The law is due to come into force on 1 January 2019.
«The Northern Sea Route is simply Russian coastal waters, therefore we in this connection support our shipbuilders,» Borisov said in a Vesti news show. He added that he sees «no anti-market measures» in the bill.
«This is simply normal protection of Russian producers,» he underlined.
At the same time, the Deputy PM made clear that there will be made exceptions and that the sailing route consequently will not be fully closed for foreign-built ships. The Russian government will be able to issue permissions to foreign vessels and shipping companies.
«Clearly, we will not be able to close the route for all kind of kind of ships right away,» Borisov said in the interview that is referred to by TASS.
The introduction of the limitations comes as growth on the Northern Sea Route is significant. In 2017, at total of 10,7 million tons were shipped through the Arctic waters, an increase of about 30 percent from 2016. The rapid growth continues into 2018, and figures for the first eight months of the year show a more than 80 percent year-on-year increase.

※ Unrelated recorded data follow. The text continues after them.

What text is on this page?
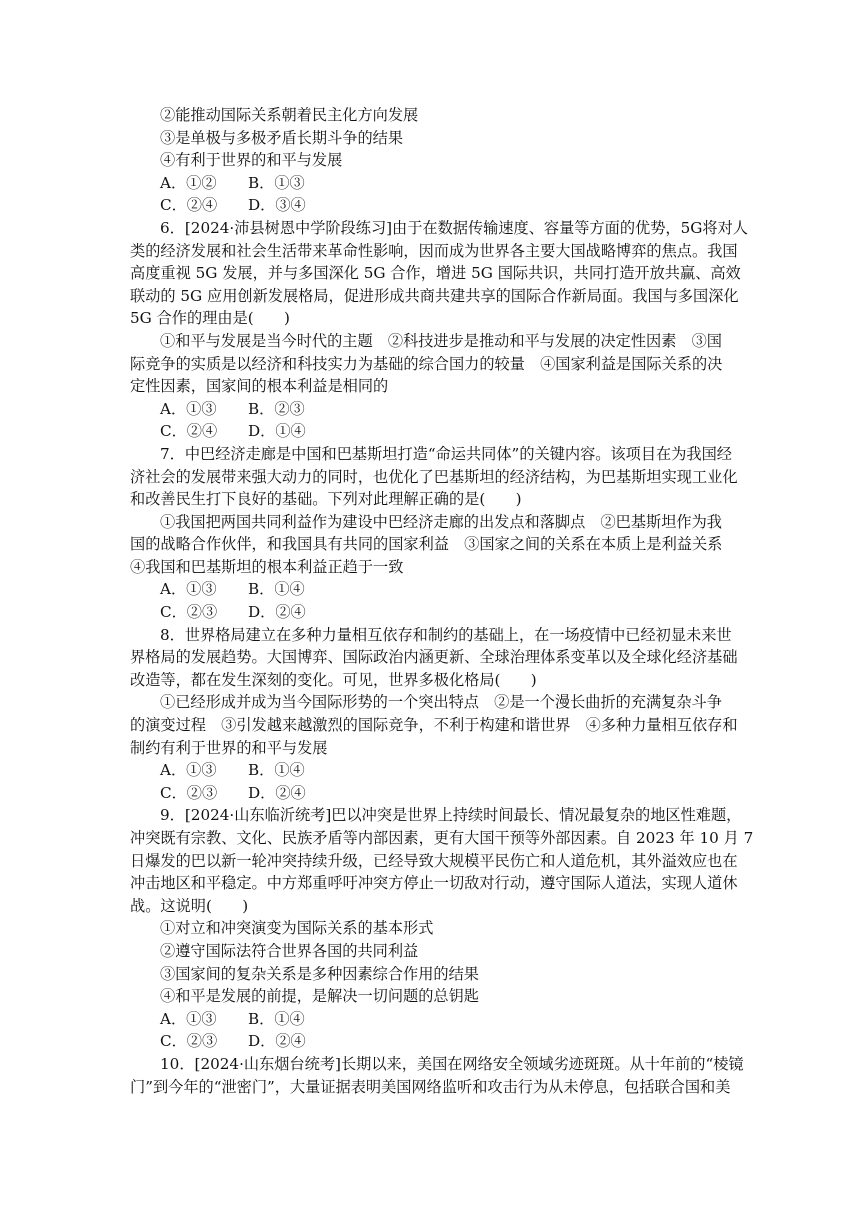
②能推动国际关系朝着民主化方向发展
③是单极与多极矛盾长期斗争的结果
④有利于世界的和平与发展
A．①② B．①③
C．②④ D．③④
6．[2024·沛县树恩中学阶段练习]由于在数据传输速度、容量等方面的优势，5G将对人
类的经济发展和社会生活带来革命性影响，因而成为世界各主要大国战略博弈的焦点。我国
高度重视 5G 发展，并与多国深化 5G 合作，增进 5G 国际共识，共同打造开放共赢、高效
联动的 5G 应用创新发展格局，促进形成共商共建共享的国际合作新局面。我国与多国深化
5G 合作的理由是(　　)
①和平与发展是当今时代的主题　②科技进步是推动和平与发展的决定性因素　③国
际竞争的实质是以经济和科技实力为基础的综合国力的较量　④国家利益是国际关系的决
定性因素，国家间的根本利益是相同的
A．①③ B．②③
C．②④ D．①④
7．中巴经济走廊是中国和巴基斯坦打造“命运共同体”的关键内容。该项目在为我国经
济社会的发展带来强大动力的同时，也优化了巴基斯坦的经济结构，为巴基斯坦实现工业化
和改善民生打下良好的基础。下列对此理解正确的是(　　)
①我国把两国共同利益作为建设中巴经济走廊的出发点和落脚点　②巴基斯坦作为我
国的战略合作伙伴，和我国具有共同的国家利益　③国家之间的关系在本质上是利益关系
④我国和巴基斯坦的根本利益正趋于一致
A．①③ B．①④
C．②③ D．②④
8．世界格局建立在多种力量相互依存和制约的基础上，在一场疫情中已经初显未来世
界格局的发展趋势。大国博弈、国际政治内涵更新、全球治理体系变革以及全球化经济基础
改造等，都在发生深刻的变化。可见，世界多极化格局(　　)
①已经形成并成为当今国际形势的一个突出特点　②是一个漫长曲折的充满复杂斗争
的演变过程　③引发越来越激烈的国际竞争，不利于构建和谐世界　④多种力量相互依存和
制约有利于世界的和平与发展
A．①③ B．①④
C．②③ D．②④
9．[2024·山东临沂统考]巴以冲突是世界上持续时间最长、情况最复杂的地区性难题，
冲突既有宗教、文化、民族矛盾等内部因素，更有大国干预等外部因素。自 2023 年 10 月 7
日爆发的巴以新一轮冲突持续升级，已经导致大规模平民伤亡和人道危机，其外溢效应也在
冲击地区和平稳定。中方郑重呼吁冲突方停止一切敌对行动，遵守国际人道法，实现人道休
战。这说明(　　)
①对立和冲突演变为国际关系的基本形式
②遵守国际法符合世界各国的共同利益
③国家间的复杂关系是多种因素综合作用的结果
④和平是发展的前提，是解决一切问题的总钥匙
A．①③ B．①④
C．②③ D．②④
10．[2024·山东烟台统考]长期以来，美国在网络安全领域劣迹斑斑。从十年前的“棱镜
门”到今年的“泄密门”，大量证据表明美国网络监听和攻击行为从未停息，包括联合国和美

The Arctic route has become a national government priority rooted in the highest level of the Kremlin. The list of priorities handed over to government by President Vladimir Putin in May this year includes the NSR.
The two biggest sources of goods on the NSR are today the Novy Port oil field and the Yamal LNG, both of them projects in the Yamal Peninsula. In the latter project, practically all shipments are made by foreign shipping companies and ships sailing under foreign flags.
Project operator Novatek has consequently voiced strong opposition to the NSR sailing restrictions.